Tosh - 629 - you missed Tashkent Electric Transport who closed 5 minutes ago.


----------



## ebikeerwidnes (28 Sep 2021)

Drago said:


> 628, as of close of business today.


Links????


----------



## Jenkins (28 Sep 2021)

Not necessarily makes, but for starters there's 104 individually named Chinese manufacturing companies listed on the UK Tariff page that are subject to reduced anti-dumping duty rates alone. Then you have to add in all those subject to the standard rate and then all the manufacturers in the rest of the world.

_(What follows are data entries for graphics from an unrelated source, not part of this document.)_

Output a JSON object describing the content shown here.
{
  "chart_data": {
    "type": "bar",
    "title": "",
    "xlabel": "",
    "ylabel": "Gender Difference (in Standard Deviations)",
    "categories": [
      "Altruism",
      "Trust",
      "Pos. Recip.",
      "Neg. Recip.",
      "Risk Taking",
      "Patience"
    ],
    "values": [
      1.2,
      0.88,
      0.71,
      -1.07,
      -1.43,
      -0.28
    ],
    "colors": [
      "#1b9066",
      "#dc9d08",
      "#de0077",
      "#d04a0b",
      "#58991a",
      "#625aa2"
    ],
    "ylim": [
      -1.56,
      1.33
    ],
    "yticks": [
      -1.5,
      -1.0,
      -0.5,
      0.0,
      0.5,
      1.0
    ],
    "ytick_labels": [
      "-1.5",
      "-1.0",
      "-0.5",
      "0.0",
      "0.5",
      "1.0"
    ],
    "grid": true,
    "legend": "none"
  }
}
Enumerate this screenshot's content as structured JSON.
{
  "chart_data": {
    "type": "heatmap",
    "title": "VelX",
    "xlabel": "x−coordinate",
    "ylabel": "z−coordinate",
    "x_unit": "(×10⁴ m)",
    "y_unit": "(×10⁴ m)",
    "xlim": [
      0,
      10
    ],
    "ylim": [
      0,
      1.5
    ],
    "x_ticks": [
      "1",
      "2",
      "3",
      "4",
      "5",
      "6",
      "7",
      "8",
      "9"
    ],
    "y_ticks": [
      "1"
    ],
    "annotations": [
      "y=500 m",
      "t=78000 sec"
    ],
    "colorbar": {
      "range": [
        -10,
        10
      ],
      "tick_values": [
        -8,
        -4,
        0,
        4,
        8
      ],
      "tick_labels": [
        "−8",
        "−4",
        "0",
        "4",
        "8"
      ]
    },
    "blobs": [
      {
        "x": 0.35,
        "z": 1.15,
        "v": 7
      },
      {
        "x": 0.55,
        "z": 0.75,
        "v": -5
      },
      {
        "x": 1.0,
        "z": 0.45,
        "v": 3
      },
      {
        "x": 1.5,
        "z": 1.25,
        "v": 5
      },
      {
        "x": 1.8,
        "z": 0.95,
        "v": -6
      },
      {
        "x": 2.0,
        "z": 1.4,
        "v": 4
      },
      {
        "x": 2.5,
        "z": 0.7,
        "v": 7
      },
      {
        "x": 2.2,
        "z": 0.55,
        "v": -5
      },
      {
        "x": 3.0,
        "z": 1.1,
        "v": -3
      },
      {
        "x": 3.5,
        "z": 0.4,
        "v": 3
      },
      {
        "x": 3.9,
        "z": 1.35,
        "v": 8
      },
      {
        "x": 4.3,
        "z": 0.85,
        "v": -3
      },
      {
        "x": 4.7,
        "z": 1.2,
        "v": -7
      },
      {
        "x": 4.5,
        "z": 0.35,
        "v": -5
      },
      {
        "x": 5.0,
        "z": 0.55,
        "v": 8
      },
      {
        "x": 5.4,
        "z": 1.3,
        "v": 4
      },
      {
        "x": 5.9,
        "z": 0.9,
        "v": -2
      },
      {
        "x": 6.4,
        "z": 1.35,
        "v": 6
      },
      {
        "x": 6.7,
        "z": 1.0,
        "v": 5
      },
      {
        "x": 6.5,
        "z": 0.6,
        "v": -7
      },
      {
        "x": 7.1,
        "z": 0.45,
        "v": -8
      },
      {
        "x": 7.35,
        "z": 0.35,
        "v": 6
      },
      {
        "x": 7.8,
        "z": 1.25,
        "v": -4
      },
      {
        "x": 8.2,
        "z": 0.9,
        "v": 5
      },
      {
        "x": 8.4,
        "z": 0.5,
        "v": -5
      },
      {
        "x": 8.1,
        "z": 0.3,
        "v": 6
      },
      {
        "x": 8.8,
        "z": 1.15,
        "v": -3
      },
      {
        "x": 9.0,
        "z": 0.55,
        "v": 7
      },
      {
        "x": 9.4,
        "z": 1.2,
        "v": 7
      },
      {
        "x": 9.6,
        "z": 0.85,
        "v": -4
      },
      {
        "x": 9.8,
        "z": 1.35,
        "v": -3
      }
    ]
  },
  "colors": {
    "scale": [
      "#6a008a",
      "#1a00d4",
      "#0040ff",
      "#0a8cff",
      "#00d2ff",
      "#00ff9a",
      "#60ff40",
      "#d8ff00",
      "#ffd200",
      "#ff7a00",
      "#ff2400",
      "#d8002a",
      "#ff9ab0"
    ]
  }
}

https://www.trade-tariff.service.gov.uk/commodities/8711601000#import


----------



## mustang1 (28 Sep 2021)

Many people want a piece of the pie.
Did you notice not too long ago how many matress companies there were?
But it's not just e-bikes, but non-power (aka normal) bike frame companies too. It's too difficult to make a groupset but frames, not too big a deal. Then add a battery and motor, and we're rockin'.


----------



## Biker man (28 Sep 2021)

Drago said:


> 628, as of close of business today.


Thats a lot Drago how do they all make a living?


----------



## Punkawallah (29 Sep 2021)

By convincing you you need a new bike? Not that it takes much . . .


----------



## Biker man (29 Sep 2021)

Punkawallah said:


> By convincing you you need a new bike? Not that it takes much . . .


😄😄😄🚴🚴


----------



## steveindenmark (29 Sep 2021)

Biker man said:


> Blimey it's a minefield.


I think the trick is to choose a reliable brand.

Having said that. I ordered 2 of these multi brand electric bikes about 5 years ago for £800 each. After 3 years of regular riding, I sold them onto some friends. They still work perfectly well and are on the original batteries.


----------